I dunno why my post got snipped. but I’m long equities, with simple trendlines that once broken, will get me off the train. I don’t watch cnbc, and I’m a young guy, don’t have millions or even hundreds of thousands invested, but I do have a significant amount of $ invested relative to my net worth.
I believe the GDP number, yes. 🙂
Well there you go then….it appears you’ve got things all worked out.
Each to their own.
And I’ll keep an eye on the speliing moving forward. Thank you for the correction.
Interesting how the markets seem to be “loving / believing” the GDP print as well.
Let see…….I think I can spell “newbie” correctly.

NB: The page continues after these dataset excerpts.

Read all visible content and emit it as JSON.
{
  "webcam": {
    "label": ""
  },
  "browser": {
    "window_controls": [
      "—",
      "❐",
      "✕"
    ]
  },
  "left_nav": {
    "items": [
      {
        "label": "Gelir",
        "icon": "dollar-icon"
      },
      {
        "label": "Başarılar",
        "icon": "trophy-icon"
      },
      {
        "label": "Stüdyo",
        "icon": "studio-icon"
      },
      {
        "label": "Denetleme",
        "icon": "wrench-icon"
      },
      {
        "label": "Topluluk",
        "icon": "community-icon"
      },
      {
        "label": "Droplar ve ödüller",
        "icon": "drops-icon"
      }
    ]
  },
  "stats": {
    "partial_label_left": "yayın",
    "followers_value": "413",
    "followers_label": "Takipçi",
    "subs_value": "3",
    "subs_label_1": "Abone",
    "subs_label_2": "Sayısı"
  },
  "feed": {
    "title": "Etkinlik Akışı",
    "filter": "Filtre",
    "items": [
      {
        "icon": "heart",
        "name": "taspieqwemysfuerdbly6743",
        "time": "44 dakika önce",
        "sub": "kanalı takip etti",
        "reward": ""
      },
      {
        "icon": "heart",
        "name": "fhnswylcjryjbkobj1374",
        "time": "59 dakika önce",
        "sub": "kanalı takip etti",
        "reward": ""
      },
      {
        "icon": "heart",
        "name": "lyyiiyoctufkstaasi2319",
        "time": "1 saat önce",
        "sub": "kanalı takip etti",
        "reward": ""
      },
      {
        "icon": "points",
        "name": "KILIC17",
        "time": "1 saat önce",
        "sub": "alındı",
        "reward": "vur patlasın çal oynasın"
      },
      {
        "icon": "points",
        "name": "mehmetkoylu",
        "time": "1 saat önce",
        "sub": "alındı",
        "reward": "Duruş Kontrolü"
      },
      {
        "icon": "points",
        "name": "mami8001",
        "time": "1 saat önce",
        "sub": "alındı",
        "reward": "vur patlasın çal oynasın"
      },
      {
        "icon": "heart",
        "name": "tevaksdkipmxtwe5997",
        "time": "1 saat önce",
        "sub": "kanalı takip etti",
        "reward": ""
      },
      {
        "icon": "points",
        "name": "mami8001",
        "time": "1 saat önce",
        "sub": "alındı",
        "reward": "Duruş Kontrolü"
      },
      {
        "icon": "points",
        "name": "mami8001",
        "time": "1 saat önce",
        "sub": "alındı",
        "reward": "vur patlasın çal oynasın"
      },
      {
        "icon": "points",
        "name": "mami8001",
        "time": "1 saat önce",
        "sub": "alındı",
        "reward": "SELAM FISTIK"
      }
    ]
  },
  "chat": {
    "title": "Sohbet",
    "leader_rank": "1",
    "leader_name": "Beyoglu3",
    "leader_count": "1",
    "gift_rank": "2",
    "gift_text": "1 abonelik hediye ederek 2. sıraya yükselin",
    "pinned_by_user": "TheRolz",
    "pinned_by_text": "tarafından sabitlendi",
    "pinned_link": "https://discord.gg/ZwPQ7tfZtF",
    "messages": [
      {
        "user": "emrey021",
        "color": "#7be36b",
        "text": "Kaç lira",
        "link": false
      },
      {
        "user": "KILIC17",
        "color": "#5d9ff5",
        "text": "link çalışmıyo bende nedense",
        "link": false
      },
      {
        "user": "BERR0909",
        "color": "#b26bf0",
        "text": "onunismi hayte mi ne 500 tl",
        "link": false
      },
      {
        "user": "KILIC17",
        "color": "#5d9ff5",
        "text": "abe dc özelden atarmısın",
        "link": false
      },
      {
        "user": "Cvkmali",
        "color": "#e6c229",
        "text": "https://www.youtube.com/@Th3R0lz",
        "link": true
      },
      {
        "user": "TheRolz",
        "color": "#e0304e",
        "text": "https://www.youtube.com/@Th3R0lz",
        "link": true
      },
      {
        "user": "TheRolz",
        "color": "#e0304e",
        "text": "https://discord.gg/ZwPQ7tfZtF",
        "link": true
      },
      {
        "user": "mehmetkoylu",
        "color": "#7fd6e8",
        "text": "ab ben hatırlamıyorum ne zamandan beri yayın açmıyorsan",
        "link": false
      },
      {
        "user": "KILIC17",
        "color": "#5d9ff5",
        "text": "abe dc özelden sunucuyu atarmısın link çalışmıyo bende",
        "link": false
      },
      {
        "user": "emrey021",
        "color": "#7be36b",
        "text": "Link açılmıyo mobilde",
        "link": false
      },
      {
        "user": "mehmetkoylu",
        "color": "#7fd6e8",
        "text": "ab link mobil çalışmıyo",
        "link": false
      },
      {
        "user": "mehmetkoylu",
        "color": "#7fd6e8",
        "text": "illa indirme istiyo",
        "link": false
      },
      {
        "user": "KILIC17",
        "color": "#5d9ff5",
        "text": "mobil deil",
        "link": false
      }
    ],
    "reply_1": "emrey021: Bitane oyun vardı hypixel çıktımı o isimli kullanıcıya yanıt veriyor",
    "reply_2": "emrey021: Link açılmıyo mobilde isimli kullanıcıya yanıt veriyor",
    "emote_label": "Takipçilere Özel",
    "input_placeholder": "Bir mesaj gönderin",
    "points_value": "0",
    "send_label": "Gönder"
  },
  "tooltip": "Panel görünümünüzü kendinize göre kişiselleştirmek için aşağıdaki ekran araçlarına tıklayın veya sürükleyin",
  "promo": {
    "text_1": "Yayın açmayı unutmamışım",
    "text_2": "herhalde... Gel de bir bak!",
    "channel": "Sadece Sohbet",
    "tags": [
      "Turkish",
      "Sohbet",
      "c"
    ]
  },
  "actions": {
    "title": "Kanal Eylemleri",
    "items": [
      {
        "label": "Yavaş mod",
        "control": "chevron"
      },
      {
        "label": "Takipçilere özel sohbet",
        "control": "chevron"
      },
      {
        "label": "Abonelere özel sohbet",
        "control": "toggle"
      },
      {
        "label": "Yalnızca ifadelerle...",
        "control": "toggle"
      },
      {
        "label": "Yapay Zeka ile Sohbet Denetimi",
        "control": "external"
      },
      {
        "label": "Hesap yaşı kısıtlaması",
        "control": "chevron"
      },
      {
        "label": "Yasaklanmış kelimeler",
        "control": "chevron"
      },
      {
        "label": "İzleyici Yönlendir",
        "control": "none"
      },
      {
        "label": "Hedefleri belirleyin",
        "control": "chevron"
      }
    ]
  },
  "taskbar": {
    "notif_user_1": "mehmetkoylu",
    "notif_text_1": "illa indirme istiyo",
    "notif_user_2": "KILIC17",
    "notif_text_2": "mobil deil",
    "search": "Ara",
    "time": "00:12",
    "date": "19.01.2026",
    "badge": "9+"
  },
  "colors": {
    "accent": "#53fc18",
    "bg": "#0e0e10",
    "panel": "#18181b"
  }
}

Sheesh……try your best to contribute something “constructive” next time cool?
If you look at the detail behind the GDP number 1.7% of the 4% is increased inventories which may dampen the enthusiasm to some extent?
You bet.
And again…this is the “first estimate” that will in turn be re calculated, then again and again as the typical bullshit drivel of phony U.S data continues to wow the Seattle crowd.
Markets don’t appear to thrilled so…..you go with what you see.